The album’s singles demonstrated just how versatile he could be. On repurposed mixtape tracks like “Tony Montana” and “Magic,” here imprinted with superstar features from Drake and T.I., he contorted his voice into bizarre shapes and textures where others would have played it straight, turning a bad Al Pacino impression and nasal android talk into hypnotic mantras. At first the sound of Future repeating “Tony Montana, Tony Montana” and “Voila, magic! Voila, magic!” drove me nuts; then those refrains burrowed into my brain and I began to admire what a bizarre spin he was putting on trap music. “Same Damn Time,” on the other hand, was love at first sound. Future’s brilliantly simple shout-along hook was a perfect match for such thunderous production — a young titan basking in the glory of his own multi-tasking prowess atop Sonny Digital’s gothic synths and squealing keys.
Yet it was the ballads that ultimately turned this flawed, inspired collection into a paradigm-shifting classic. On “Turn On The Lights,” over Mike Will Made-It synth ripples that sound like angelic harps, he roamed the club with a flashlight desperately searching for a woman whose memory he can’t shake: “I want your energy to take control of me/ I tried to go to sleep and seen her in my dreams.” The similarly sentimental if slightly less effective “Neva End,” later repackaged with Kelly Rowland on the deluxe Pluto 3D, found him tenderly purring, “It’s like our life has just began/ ‘Cause we became the best of friends.” (Three years later: “I ain’t got no manners for those sluts/ I’ma put my thumb in her butt.” Life comes at you fast.)
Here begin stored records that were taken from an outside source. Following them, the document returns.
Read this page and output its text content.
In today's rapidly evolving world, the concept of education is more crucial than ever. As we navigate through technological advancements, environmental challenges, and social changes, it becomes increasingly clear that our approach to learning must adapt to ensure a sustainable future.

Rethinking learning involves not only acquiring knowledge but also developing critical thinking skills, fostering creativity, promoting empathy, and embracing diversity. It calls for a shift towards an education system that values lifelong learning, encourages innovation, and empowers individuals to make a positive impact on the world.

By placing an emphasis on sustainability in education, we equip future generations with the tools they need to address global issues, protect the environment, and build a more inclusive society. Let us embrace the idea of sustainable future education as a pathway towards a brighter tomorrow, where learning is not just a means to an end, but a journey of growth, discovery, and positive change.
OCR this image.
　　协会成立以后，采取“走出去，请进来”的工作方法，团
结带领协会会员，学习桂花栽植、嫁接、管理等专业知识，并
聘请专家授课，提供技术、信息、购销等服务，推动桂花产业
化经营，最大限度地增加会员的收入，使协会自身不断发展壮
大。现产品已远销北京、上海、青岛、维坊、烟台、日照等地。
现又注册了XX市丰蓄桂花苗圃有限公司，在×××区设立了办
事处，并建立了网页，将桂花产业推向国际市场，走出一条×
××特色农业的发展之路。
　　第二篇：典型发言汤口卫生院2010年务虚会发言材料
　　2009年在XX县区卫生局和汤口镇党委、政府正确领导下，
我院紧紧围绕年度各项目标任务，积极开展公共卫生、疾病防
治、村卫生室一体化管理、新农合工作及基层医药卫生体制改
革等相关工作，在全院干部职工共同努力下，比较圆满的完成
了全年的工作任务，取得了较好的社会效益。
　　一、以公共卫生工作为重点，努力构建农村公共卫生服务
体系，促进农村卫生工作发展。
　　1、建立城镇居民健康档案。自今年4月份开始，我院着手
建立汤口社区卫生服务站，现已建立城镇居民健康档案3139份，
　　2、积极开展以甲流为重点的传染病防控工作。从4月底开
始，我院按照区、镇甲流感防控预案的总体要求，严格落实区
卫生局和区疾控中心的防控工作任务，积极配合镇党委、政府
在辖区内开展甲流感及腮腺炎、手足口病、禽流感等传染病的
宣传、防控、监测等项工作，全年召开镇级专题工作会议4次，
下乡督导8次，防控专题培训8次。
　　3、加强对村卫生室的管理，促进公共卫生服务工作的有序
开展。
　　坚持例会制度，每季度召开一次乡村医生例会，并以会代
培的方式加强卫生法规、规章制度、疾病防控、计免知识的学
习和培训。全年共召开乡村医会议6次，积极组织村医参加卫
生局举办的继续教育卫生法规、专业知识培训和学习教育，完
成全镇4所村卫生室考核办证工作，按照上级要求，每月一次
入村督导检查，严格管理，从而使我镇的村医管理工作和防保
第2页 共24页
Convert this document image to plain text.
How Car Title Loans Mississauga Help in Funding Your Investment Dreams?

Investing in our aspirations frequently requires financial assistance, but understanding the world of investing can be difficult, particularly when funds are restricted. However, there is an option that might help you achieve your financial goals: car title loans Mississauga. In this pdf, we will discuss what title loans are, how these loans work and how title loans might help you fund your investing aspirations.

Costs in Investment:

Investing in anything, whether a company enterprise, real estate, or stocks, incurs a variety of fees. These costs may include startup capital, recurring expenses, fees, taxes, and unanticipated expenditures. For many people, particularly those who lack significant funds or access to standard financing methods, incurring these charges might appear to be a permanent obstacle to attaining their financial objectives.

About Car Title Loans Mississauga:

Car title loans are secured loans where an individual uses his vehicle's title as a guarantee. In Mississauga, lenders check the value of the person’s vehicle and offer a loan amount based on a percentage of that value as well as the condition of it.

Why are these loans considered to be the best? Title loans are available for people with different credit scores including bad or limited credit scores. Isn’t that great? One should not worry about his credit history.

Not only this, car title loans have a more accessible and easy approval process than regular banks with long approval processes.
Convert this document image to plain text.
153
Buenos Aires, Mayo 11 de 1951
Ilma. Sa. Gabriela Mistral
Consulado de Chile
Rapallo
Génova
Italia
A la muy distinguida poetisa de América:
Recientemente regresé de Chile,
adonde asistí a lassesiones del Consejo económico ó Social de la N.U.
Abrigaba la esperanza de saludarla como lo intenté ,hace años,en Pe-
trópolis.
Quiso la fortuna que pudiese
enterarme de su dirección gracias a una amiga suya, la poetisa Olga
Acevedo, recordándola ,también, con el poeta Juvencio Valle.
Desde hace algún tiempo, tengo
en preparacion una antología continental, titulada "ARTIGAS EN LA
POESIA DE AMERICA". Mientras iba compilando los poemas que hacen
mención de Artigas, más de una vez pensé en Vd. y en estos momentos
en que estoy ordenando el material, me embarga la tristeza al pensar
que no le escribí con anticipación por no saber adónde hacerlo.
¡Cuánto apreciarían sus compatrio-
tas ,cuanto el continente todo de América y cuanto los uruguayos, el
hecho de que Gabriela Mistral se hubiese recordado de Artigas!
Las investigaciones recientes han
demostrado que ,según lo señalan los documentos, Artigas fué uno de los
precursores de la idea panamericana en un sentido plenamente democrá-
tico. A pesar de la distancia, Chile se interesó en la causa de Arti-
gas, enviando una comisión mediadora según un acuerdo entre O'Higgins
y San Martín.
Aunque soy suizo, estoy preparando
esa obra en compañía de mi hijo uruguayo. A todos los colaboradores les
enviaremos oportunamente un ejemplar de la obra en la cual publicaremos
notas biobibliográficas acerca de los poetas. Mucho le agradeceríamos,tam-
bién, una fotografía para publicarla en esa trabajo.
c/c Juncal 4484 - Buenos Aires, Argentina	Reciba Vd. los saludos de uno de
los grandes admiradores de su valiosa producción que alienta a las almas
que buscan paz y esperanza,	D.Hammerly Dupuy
Future saved some of his most passionate love for himself. “I done paid so many dues, I never lose my cool,” he sang on “You Deserve It,” the album-closing victory lap that became key to Pluto’s legacy despite never being released as a single. “Just the other day, my lil’ cousin call me from school and said, ‘You deserve it.'” Of all the songs reveling in a rapper’s rise to fame and fortune, few have conveyed hardwired ache and fresh elation so clearly. It’s no wonder Pluto 3D slotted “You Deserve It” up front instead, conveniently bumping the R. Kelly collab “Parachute” somewhere near the back. (Aside from Kelly’s disgraced status, the song’s Eastern-tinged R&B was always a weird starting place for this record.)
So much has happened in Future’s life and career over the past decade. He’s doubled back into villainy and despondency many times over. He’s released anthems as resounding and singular as “Mask Off” and “Fuck Up Some Commas” and “Move That Dope.” He’s perfected an approach copied by countless trap upstarts and then, depending on your perspective, either endlessly refined it or ran it into the ground. He’s cheated on his famous fiancée after collaborating on one of the best songs of her career, rapped on a Taylor Swift single alongside Ed Sheeran, and scored a #1 hit by interpolating Right Said Fred. It’s been a checkered but ultimately triumphant run. Yet even on a song called “Life Is Good,” you’ll never hear Future sounding as celebratory as he did at the outer reaches of Pluto, about to forever alter his own life and popular music at large.